This is probably how I'm going to start my next feature article -- or something like it. I'll try it out on you first!
I left the house today in my air-conditioned car, drove to the mall and grumbled because I had to park half a parking lot away from Peets Coffee. I waked to Peets, grumbling because the parking lot needs resurfacing and the ground is bumpy and uneven and, in spots, uncomfortable to walk on.
I went into Peets and ordered an iced cafe mocha and took it outside to a table, where I was waiting for my contact, film maker Jared Martin. I was early, so I took my new iPod Touch out of my purse and tried to send a Facebook update, grumbling because I needed an access code and had forgotten to get it while inside the cafe. But that was OK because I had the James Patterson book on the Kindle app, so I sat and read my book until Jared arrived.
It didn't take long into the interview before I was feeling very guilty.
Jared has made a short film called The Lost Boys of the Sudan, which he is entering in the 6th annual Davis Film Festival next month. This is a film he started 5 years ago, when he was 14 and visiting his aunt on a summer holiday.
The aunt knew that he liked to play around with making movies and suggested that he might like to interview five of the young men from the Sudan who were being sponsored by her church group. The eleven-hour interview he did with them was edited down to 45 minutes and last year edited again into a 7 minute documentary.
From "Alliance for the Lost Boys of Sudan" :
Imagine you’re a young boy—maybe as young as three or four—separated from your family by civil war, traversing deserts and mountains with little food or water, no medical care, and no protection from wild animals.
Imagine watching hundreds of boys perish around you from hunger, disease, injury, and exhaustion. To most of us, it is unimaginable, but this was reality for “The Lost Boys of Sudan,” thousands of young boys who were separated from their families and forced to travel for more than two years and 1,000 miles to find refuge from war and certain death.
In 2001, approximately 3,800 Lost Boys were granted refugee status in the United States, and through a program with the United Nations and Lutheran Social Services, 85 of the boys came to Jacksonville in the summer of that year (We now have 135) .These young men needed instruction in the most basic requirements of daily life, such as how to flush a toilet, use running water, sleep on a bed with a blanket and pillow, and use electrical appliances such as lamps and stoves.

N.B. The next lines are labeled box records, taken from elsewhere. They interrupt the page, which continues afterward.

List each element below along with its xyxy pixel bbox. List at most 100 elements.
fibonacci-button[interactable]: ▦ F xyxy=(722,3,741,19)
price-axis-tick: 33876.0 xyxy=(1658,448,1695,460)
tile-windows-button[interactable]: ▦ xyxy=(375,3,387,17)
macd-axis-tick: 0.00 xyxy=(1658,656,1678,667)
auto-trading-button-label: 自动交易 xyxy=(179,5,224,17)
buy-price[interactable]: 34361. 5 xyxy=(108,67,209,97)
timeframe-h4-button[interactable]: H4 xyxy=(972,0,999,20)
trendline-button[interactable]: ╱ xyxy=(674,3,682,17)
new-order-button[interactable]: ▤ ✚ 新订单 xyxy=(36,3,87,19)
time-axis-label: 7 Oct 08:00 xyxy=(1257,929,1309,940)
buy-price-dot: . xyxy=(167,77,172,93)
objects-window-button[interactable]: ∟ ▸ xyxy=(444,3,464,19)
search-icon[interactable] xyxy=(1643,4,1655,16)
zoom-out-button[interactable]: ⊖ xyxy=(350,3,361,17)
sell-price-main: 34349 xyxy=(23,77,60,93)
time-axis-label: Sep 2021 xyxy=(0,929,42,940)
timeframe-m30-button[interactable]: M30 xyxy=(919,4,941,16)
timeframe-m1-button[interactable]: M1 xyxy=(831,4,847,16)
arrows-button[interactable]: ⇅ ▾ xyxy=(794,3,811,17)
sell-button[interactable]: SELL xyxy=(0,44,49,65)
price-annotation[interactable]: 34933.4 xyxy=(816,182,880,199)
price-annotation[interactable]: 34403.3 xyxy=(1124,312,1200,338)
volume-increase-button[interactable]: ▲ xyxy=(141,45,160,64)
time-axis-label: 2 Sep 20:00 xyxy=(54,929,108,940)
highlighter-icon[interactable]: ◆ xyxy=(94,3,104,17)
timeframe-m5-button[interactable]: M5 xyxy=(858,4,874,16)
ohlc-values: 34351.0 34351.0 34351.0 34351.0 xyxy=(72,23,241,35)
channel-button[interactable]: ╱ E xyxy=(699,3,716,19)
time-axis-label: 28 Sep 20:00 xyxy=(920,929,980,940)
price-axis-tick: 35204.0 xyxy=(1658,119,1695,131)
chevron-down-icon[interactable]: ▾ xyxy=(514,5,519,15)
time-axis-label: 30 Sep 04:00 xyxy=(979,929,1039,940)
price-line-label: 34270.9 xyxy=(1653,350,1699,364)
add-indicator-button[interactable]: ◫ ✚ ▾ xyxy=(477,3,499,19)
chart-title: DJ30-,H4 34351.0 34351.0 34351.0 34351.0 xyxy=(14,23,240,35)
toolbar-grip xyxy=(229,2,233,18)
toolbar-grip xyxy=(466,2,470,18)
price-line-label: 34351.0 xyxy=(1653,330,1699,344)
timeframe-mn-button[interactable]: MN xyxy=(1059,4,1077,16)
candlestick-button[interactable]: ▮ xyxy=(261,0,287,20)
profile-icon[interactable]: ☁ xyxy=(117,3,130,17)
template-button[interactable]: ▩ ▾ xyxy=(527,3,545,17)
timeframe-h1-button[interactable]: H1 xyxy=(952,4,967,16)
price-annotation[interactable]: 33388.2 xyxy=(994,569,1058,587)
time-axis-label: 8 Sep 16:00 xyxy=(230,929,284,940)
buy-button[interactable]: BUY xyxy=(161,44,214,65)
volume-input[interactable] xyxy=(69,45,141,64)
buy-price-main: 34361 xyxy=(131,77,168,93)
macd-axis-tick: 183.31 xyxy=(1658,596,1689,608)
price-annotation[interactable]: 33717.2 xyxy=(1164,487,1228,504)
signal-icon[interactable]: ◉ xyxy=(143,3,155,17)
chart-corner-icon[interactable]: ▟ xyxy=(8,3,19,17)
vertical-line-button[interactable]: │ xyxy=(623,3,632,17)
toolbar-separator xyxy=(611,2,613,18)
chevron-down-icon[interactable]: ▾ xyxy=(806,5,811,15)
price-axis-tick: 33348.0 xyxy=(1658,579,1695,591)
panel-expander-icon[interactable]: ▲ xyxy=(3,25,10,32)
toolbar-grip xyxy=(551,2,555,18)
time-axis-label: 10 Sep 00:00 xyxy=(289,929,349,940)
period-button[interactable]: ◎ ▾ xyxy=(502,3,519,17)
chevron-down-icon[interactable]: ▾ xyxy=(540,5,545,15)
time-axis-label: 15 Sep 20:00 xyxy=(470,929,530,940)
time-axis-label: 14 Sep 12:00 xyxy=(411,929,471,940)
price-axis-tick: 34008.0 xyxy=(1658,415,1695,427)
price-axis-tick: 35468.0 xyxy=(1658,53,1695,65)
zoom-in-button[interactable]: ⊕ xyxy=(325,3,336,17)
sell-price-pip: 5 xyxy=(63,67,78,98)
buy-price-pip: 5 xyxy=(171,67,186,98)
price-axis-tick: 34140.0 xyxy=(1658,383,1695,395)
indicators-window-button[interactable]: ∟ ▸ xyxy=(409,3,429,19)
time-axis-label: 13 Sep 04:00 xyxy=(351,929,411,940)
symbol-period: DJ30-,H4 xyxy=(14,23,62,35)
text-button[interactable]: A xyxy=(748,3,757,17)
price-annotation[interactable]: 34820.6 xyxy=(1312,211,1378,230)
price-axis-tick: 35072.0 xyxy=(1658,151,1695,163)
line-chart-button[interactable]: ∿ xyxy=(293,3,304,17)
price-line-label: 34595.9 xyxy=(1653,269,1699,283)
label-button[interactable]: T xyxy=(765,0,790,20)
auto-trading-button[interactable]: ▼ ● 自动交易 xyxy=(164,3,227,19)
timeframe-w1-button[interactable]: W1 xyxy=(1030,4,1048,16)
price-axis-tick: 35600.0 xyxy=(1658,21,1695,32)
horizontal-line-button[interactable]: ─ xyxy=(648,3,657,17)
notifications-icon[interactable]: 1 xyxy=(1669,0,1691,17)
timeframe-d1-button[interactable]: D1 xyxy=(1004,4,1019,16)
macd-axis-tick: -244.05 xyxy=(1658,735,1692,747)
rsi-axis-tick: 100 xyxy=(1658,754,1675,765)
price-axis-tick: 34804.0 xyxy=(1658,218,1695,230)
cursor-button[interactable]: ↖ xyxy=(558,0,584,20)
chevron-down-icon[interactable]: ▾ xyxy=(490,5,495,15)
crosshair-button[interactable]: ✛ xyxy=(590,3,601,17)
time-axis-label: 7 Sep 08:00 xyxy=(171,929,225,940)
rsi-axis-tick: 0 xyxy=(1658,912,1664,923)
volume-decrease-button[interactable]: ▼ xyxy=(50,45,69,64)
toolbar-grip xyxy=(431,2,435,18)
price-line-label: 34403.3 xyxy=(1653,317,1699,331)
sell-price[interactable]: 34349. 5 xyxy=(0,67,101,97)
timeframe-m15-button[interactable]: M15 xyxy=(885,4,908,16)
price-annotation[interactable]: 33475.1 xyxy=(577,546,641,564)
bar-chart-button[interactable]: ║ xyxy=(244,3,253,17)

Although it has been difficult, the boys have worked diligently to assimilate into American culture. Education, which is granted only to the wealthy in their native Sudan, has become a beacon of hope for these young men, many of whom work two jobs so they can pay tuition expenses.
Because the boys have been malnourished for most of their lives and have also been subjected to a variety of life-threatening illnesses and disease, most still suffer from health and dental problems. For this reason, Joan Hecht founded the Alliance for the Lost Boys of Sudan Foundation in 2004, to assist with the medical and educational needs of the Lost Boys living both in the U.S. and Africa.
Jared added that the boys were between the ages of 3 and 15 when they began their 14 year search for a safe place to live. Many died from starvation or disease or were killed by animals or soldiers. To add insult to injury, when they finally arrived in the United States, many were adopted by church or community groups around the United States, but the government took responsibility for several of the groups, essentially dumping them after 6 months, leaving them to fend for themselves. Imagine arriving in this country not even knowing how to sleep in a bed with a blanket and in six months be expected to have learned the language, learned how to function in a world with indoor plumbing AND have to find a job in order to pay for food and lodging.
Jared's film has already won acclaim at several film festivals and he hopes it will do well in the Davis Film Festival.
I asked him what he hoped to accomplish by his film, since the "boys" in question are now in their middle to late 20s and the program is not in need of funding. He said that he just wants people to be aware of what these kids went through to get here and to be a little more understanding of the difficulties they are having adjusting to life here. Those who have jobs are trying to earn enough not only to pay for their upkeep here, but to send money home to family in Sudan, to relatives who have the sense that their children are living in luxury (in comparison, I suppose they are).
When we finished our interview, Jared invited me to come to the screening, which I hope to do.
Then I got back into my air conditioned car, drove to the big supermarket to buy expensive baby food for one of my puppies, and then came home to my computer and my television to write about the plight of some very brave boys who have known more suffering and challenge than I would bet any one of us reading this entry could even imagine.
I hope not to take things so much for granted any more....but, being human, I probably will. And that's sad.